Segundo Marques, os servidores sabem que não conseguirão reajustes da ordem de 40% — que, nos cálculos do Fonacate, é a defasagem acumulada desde janeiro de 2017 para 80% do funcionalismo. “A inflação acumulada nesse período é de pouco mais de 40%. Temos consciência de que é impossível repor essas perdas neste momento. Mas vamos pedir que o governo conceda um aumento emergencial, acima de 6%, e um prazo menor de escalonamento das correções”, destacou Marques, em referência aos reajustes ao Judiciário, concedido a partir deste ano, passando para 6%, em fevereiro de 2024 e 6,13%, a partir de 2025, totalizando os 18%. Ele lembrou que, para os servidores que tiveram a última parcela de reajuste em janeiro de 2019, a defasagem salarial é de 27%.
“Esperamos que seja sinalizado que o governo pretende resolver esse problema, enviando ao Congresso Nacional, uma medida provisória usando o valor já disponível no Orçamento, e algo mais que desse para melhorar a correção”, acrescentou Marques. O presidente do Fonacate destacou que o funcionalismo do Executivo ganha muito menos do que o do Legislativo e do Judiciário, que já conseguiram seus respectivos reajustes, embora escalonados. “O servidor ganha muito menos do que os demais, que costumam receber o teto, de quase R$ 40 mil e já foram contemplados com correções. O salário médio do Executivo federal é de R$ 9,2 mil e, até agora, não teve nenhum reajuste. Por isso, é importante começarmos a debater na mesa de negociação uma reposição emergencial”, defendeu.
“Essa questão é mais sensível, já que existe um recurso que já está reservado no Orçamento. É preciso negociar os percentuais. Na reunião preparatória para a mesa, houve consenso de que os 6% concedidos neste ano para o Legislativo e o Judiciário são insuficientes. O governo precisará melhorar um pouco, do ponto de vista simbólico”, emendou.
Reforma administrativa
Outra reivindicação dos sindicatos, segundo Marques, será a participação das entidades de classe nos debates para a construção de uma reforma administrativa mais justa, diferente da proposta pelo governo Bolsonaro, a PEC 32. “Essa proposta foi feita por quem não entendia do assunto. Queremos ajudar a propor uma reforma melhor, que considere a avaliação do desempenho dos servidores, mas que proteja o trabalhador sem deixar de garantir as entregas para a sociedade”, frisou.

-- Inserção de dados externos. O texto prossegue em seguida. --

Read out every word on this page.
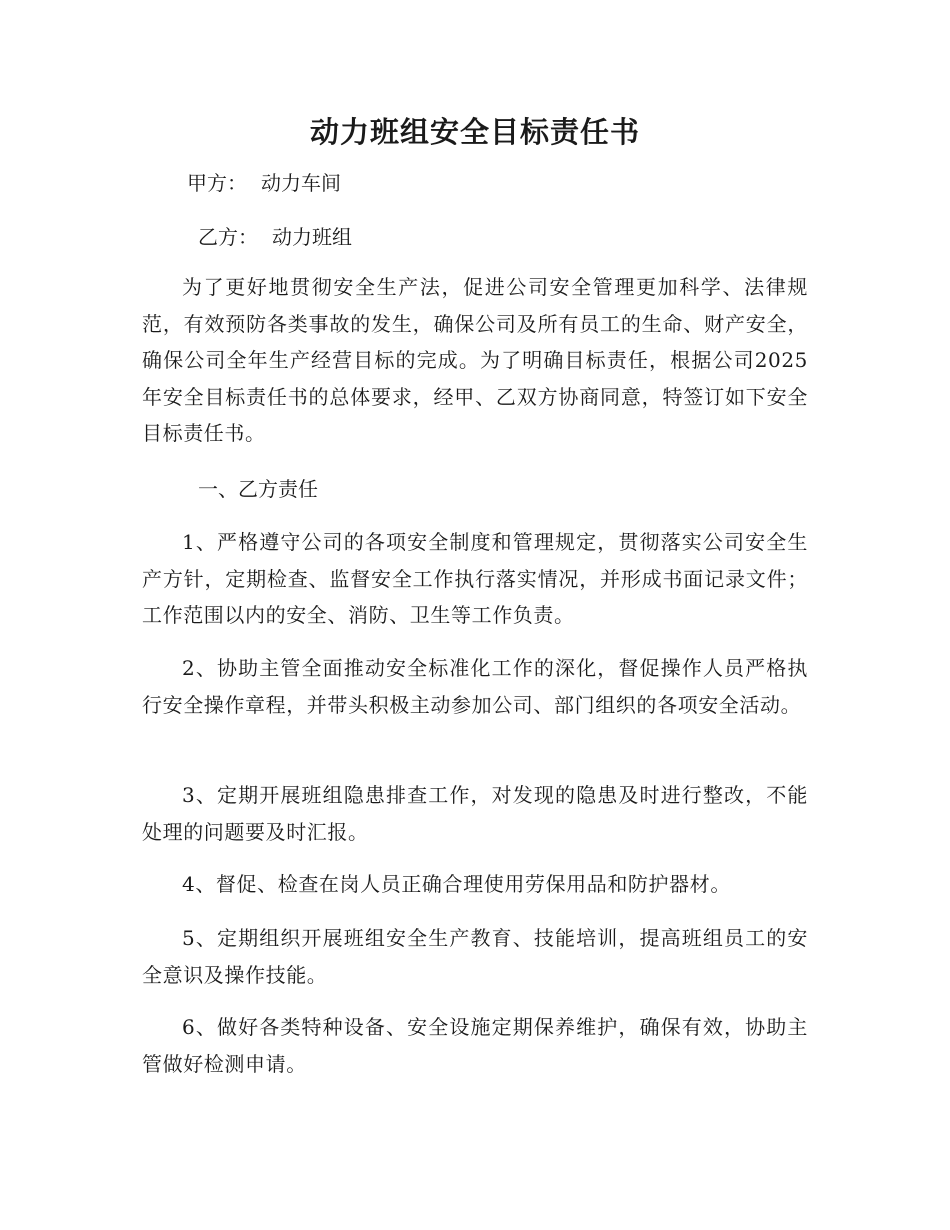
动力班组安全目标责任书
甲方： 动力车间
乙方： 动力班组
为了更好地贯彻安全生产法，促进公司安全管理更加科学、法律规范，有效预防各类事故的发生，确保公司及所有员工的生命、财产安全，确保公司全年生产经营目标的完成。为了明确目标责任，根据公司2025年安全目标责任书的总体要求，经甲、乙双方协商同意，特签订如下安全目标责任书。
一、乙方责任
1、严格遵守公司的各项安全制度和管理规定，贯彻落实公司安全生产方针，定期检查、监督安全工作执行落实情况，并形成书面记录文件；工作范围以内的安全、消防、卫生等工作负责。
2、协助主管全面推动安全标准化工作的深化，督促操作人员严格执行安全操作章程，并带头积极主动参加公司、部门组织的各项安全活动。
3、定期开展班组隐患排查工作，对发现的隐患及时进行整改，不能处理的问题要及时汇报。
4、督促、检查在岗人员正确合理使用劳保用品和防护器材。
5、定期组织开展班组安全生产教育、技能培训，提高班组员工的安全意识及操作技能。
6、做好各类特种设备、安全设施定期保养维护，确保有效，协助主管做好检测申请。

O interlocutor do governo com as centrais sindicais no Ministério da Gestão e Inovação será o economista Sérgio Mendonça, secretário de Gestão de Pessoas e Relações de Trabalho da pasta, que já executou função semelhante no antigo ministério do Planejamento. Nas redes sociais, ele gravou um vídeo convidando as entidades para participarem da abertura da mesa.

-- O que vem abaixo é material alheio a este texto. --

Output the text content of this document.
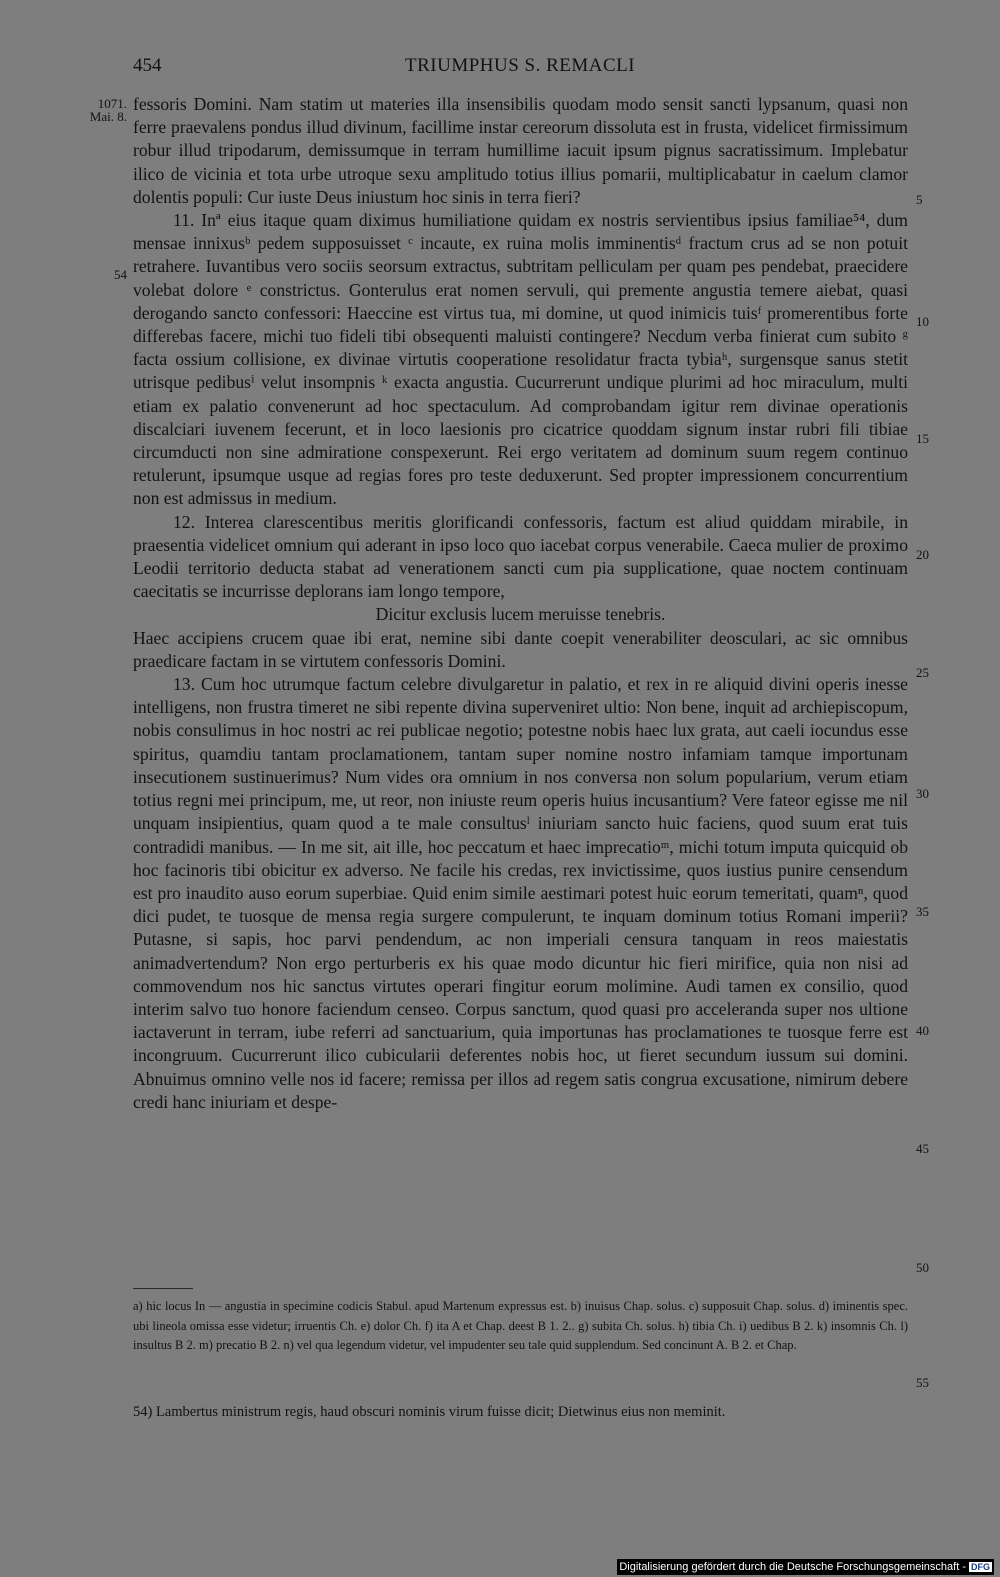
454	TRIUMPHUS S. REMACLI
1071.
Mai. 8.
54
5
10
15
20
25
30
35
40
45
50
55

fessoris Domini. Nam statim ut materies illa insensibilis quodam modo sensit sancti lypsanum, quasi non ferre praevalens pondus illud divinum, facillime instar cereorum dissoluta est in frusta, videlicet firmissimum robur illud tripodarum, demissumque in terram humillime iacuit ipsum pignus sacratissimum. Implebatur ilico de vicinia et tota urbe utroque sexu amplitudo totius illius pomarii, multiplicabatur in caelum clamor dolentis populi: Cur iuste Deus iniustum hoc sinis in terra fieri?

11. Inª eius itaque quam diximus humiliatione quidam ex nostris servientibus ipsius familiae⁵⁴, dum mensae innixusᵇ pedem supposuisset ᶜ incaute, ex ruina molis imminentisᵈ fractum crus ad se non potuit retrahere. Iuvantibus vero sociis seorsum extractus, subtritam pelliculam per quam pes pendebat, praecidere volebat dolore ᵉ constrictus. Gonterulus erat nomen servuli, qui premente angustia temere aiebat, quasi derogando sancto confessori: Haeccine est virtus tua, mi domine, ut quod inimicis tuisᶠ promerentibus forte differebas facere, michi tuo fideli tibi obsequenti maluisti contingere? Necdum verba finierat cum subito ᵍ facta ossium collisione, ex divinae virtutis cooperatione resolidatur fracta tybiaʰ, surgensque sanus stetit utrisque pedibusⁱ velut insompnis ᵏ exacta angustia. Cucurrerunt undique plurimi ad hoc miraculum, multi etiam ex palatio convenerunt ad hoc spectaculum. Ad comprobandam igitur rem divinae operationis discalciari iuvenem fecerunt, et in loco laesionis pro cicatrice quoddam signum instar rubri fili tibiae circumducti non sine admiratione conspexerunt. Rei ergo veritatem ad dominum suum regem continuo retulerunt, ipsumque usque ad regias fores pro teste deduxerunt. Sed propter impressionem concurrentium non est admissus in medium.

12. Interea clarescentibus meritis glorificandi confessoris, factum est aliud quiddam mirabile, in praesentia videlicet omnium qui aderant in ipso loco quo iacebat corpus venerabile. Caeca mulier de proximo Leodii territorio deducta stabat ad venerationem sancti cum pia supplicatione, quae noctem continuam caecitatis se incurrisse deplorans iam longo tempore,

Dicitur exclusis lucem meruisse tenebris.

Haec accipiens crucem quae ibi erat, nemine sibi dante coepit venerabiliter deosculari, ac sic omnibus praedicare factam in se virtutem confessoris Domini.

13. Cum hoc utrumque factum celebre divulgaretur in palatio, et rex in re aliquid divini operis inesse intelligens, non frustra timeret ne sibi repente divina superveniret ultio: Non bene, inquit ad archiepiscopum, nobis consulimus in hoc nostri ac rei publicae negotio; potestne nobis haec lux grata, aut caeli iocundus esse spiritus, quamdiu tantam proclamationem, tantam super nomine nostro infamiam tamque importunam insecutionem sustinuerimus? Num vides ora omnium in nos conversa non solum popularium, verum etiam totius regni mei principum, me, ut reor, non iniuste reum operis huius incusantium? Vere fateor egisse me nil unquam insipientius, quam quod a te male consultusˡ iniuriam sancto huic faciens, quod suum erat tuis contradidi manibus. — In me sit, ait ille, hoc peccatum et haec imprecatioᵐ, michi totum imputa quicquid ob hoc facinoris tibi obicitur ex adverso. Ne facile his credas, rex invictissime, quos iustius punire censendum est pro inaudito auso eorum superbiae. Quid enim simile aestimari potest huic eorum temeritati, quamⁿ, quod dici pudet, te tuosque de mensa regia surgere compulerunt, te inquam dominum totius Romani imperii? Putasne, si sapis, hoc parvi pendendum, ac non imperiali censura tanquam in reos maiestatis animadvertendum? Non ergo perturberis ex his quae modo dicuntur hic fieri mirifice, quia non nisi ad commovendum nos hic sanctus virtutes operari fingitur eorum molimine. Audi tamen ex consilio, quod interim salvo tuo honore faciendum censeo. Corpus sanctum, quod quasi pro acceleranda super nos ultione iactaverunt in terram, iube referri ad sanctuarium, quia importunas has proclamationes te tuosque ferre est incongruum. Cucurrerunt ilico cubicularii deferentes nobis hoc, ut fieret secundum iussum sui domini. Abnuimus omnino velle nos id facere; remissa per illos ad regem satis congrua excusatione, nimirum debere credi hanc iniuriam et despe-

a) hic locus In — angustia in specimine codicis Stabul. apud Martenum expressus est. b) inuisus Chap. solus. c) supposuit Chap. solus. d) iminentis spec. ubi lineola omissa esse videtur; irruentis Ch. e) dolor Ch. f) ita A et Chap. deest B 1. 2.. g) subita Ch. solus. h) tibia Ch. i) uedibus B 2. k) insomnis Ch. l) insultus B 2. m) precatio B 2. n) vel qua legendum videtur, vel impudenter seu tale quid supplendum. Sed concinunt A. B 2. et Chap.
54) Lambertus ministrum regis, haud obscuri nominis virum fuisse dicit; Dietwinus eius non meminit.
Digitalisierung gefördert durch die Deutsche Forschungsgemeinschaft - DFG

Resta saber como o governo conseguirá conciliar o compromisso de responsabilidade fiscal, que não está muito claro nos discursos de Lula, com as demandas dos servidores, que não devem caber no Orçamento deste ano. A saída, segundo fontes, seria o escalonamento do reajuste como ocorreu no Judiciário e no Legislativo. Mas Rudinei Marques já sinalizou que as categorias querem prazos mais curtos, de dois anos, nesse parcelamento, abrindo uma nova negociação em 2025.